Le lendemain, le conseil de guerre dans son ensemble entra précipitamment dans la cité des Sept Chemins. Dans une attitude froide et contrôlée qui jurait avec l’affolement de la cour, Ugmar présenta la situation au tribun de la plèbe. La coalition des nains et des peuples élémentaires assiégeaient actuellement Zulla tandis que les troupes elfes se trouvaient bloquées dans la passe des montagnes noires, à la merci d’une contre-attaque de l’Orcania. L’empire ne s’était jamais trouvé si menacé. Mettre le roi et le dauphin en sûreté constituait à présent la priorité absolue. Il fallait les envoyer à l’imprenable forteresse des trois oliphants où se trouvait déjà le reste de la famille royale selon les messages transmis par pigeons voyageurs. Malheureusement, les pégases refusaient de franchir les remparts gnomes car cela signifiait pour eux abandonner les licornes, soit une partie de leur peuple.
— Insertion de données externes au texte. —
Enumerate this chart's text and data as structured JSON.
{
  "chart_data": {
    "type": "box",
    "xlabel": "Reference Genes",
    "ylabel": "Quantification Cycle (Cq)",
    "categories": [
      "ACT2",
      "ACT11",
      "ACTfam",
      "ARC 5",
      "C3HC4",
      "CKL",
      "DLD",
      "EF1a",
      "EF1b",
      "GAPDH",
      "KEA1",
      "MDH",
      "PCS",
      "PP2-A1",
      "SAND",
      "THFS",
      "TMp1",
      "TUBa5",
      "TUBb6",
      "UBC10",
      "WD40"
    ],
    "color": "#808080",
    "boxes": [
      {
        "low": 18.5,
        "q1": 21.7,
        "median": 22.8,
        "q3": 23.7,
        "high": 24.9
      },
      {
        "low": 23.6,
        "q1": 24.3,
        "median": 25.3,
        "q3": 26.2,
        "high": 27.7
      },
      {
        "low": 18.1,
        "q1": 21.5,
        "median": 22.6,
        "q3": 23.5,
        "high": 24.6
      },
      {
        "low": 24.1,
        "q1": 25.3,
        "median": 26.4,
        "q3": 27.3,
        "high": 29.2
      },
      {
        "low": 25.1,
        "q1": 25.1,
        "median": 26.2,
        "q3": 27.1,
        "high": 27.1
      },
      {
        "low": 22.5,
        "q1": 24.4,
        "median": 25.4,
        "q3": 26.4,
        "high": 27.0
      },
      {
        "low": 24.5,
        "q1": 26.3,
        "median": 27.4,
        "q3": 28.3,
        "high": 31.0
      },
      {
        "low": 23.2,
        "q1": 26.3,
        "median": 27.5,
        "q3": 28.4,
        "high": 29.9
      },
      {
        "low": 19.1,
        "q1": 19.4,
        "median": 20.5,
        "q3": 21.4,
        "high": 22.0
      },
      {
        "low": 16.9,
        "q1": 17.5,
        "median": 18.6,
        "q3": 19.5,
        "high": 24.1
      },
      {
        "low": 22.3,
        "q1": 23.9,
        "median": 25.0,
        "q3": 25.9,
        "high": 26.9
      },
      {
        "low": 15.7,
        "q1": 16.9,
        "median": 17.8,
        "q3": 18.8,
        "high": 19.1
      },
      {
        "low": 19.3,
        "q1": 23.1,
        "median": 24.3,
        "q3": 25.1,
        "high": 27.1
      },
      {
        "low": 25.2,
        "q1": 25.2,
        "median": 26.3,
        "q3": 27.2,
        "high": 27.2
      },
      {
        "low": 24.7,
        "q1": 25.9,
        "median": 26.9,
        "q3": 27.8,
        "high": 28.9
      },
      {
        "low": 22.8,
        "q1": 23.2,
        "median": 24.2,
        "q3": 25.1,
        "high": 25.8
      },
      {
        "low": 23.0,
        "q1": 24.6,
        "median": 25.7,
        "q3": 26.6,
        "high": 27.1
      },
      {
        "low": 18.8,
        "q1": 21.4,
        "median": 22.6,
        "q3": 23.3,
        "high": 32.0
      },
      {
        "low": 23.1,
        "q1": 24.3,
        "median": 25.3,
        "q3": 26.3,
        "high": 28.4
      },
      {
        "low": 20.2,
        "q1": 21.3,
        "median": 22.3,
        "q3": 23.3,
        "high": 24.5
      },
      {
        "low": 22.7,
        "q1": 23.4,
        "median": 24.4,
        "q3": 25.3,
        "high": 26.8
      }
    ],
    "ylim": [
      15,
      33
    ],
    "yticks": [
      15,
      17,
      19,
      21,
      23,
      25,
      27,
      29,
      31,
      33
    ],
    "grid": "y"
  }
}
Le grand chambellan sollicitait donc l’assistance de Ome parce qu’il était le seul en capacité d’emmener le roi Roll et le prince héritier Sirius à la forteresse des trois oliphants.

« Que me proposez-vous en échange ? »

« Comment oses-tu profiter de la situation ! Tu ne vaux pas plus que tous ceux de ton espèce, sale dernier né ! Nous sommes tes rois ! » fulmina le prince Sirius.

« Oui, mais moi je suis le seul à avoir un rokh, Sirius ! »

« Que veux-tu en reconnaissance de l’aide que tu apportes à l’empire, mon garçon ? »

« Un titre pour le chef de chacune des forteresses. Je ne suis pas dupe, Grand Chambellan. Vous nous octroyez la passe des montagnes noires pour nous mettre en première ligne. Pour l’instant, si je décède, vous récupérez votre fief et les hommes perdront l’acquis de leur émancipation. »

« Jamais ! » s’offusqua le prince Sirius, accompagné dans son indignation par l’ensemble de la délégation. « C’est un chantage ! »

« Parfaitement, prince Sirius ! C’est du chantage ! Pour survivre et sortir de la misère, mon peuple n’a que cette alternative pour l’instant. »

« Cela va prendre du temps de rédiger tous ces documents officiels ! » argumenta le baron Ugmar.

« Les titres de noblesses sont déjà rédigés ! Roi Roll, il suffit juste que vous signiez et apposiez votre sceau. »

Ome claqua des doigts et Isabelle, sa seconde apporta une liasse de parchemins et un encrier. En tant qu’apprenti espion, il avait été aux premières loges pour observer toutes les manigances d’Ugmar. Et aujourd’hui, comme son mentor en politique, il avait un coup d’avance. Il avait fait rédiger ces titres de noblesse dès l’obtention de la cité des Sept Chemins. Il possédait déjà une vision sur le développement futur de son peuple.

Étonnamment, le Grand Chambellan persuada son roi à signer les documents malgré les protestations des nobles. La sécurité de la monarchie semblait primer sur le reste pour le baron Ugmar.

Ome apprêta Flèche pour emmener les membres de la famille régnante. Puis le tribun de la plèbe distribua les titres à ses hommes de confiance. Il délégua ensuite l’administration de Sept Chemins à Isabelle, nouvelle chevalière du chemin des feuilles, tandis que le souverain donnait ses directives à son conseil de guerre qui resterait sur place pour diriger l’armée.

Puis Ome, le nouveau chevalier au loup emmena son suzerain jusqu’à la citadelle imprenable. Le voyage ne fut pas de tout repos. Depuis qu’il avait quitté le sac microcosmique, le rokh s’éprenait de liberté. Ome sentait bien que l’oiseau n’aspirait qu’à une chose, retourner sur le territoire que son maître lui avait offert et retrouver ses femelles. Lorsqu’ils arrivèrent à la forteresse des trois oliphants, le rapace refusa de rentrer le sac et abandonna celui qui l’avait élevé au profit de l’appel de la nature. « Tant pis, je rentrerai à cheval quand la cour vous aura rejoint ici ! Le grand chambellan me prêtera bien un destrier après le service que je viens de vous rendre ! » répondit le chef des hommes au sarcasme du prince Sirius. Le roi était enfin en sécurité.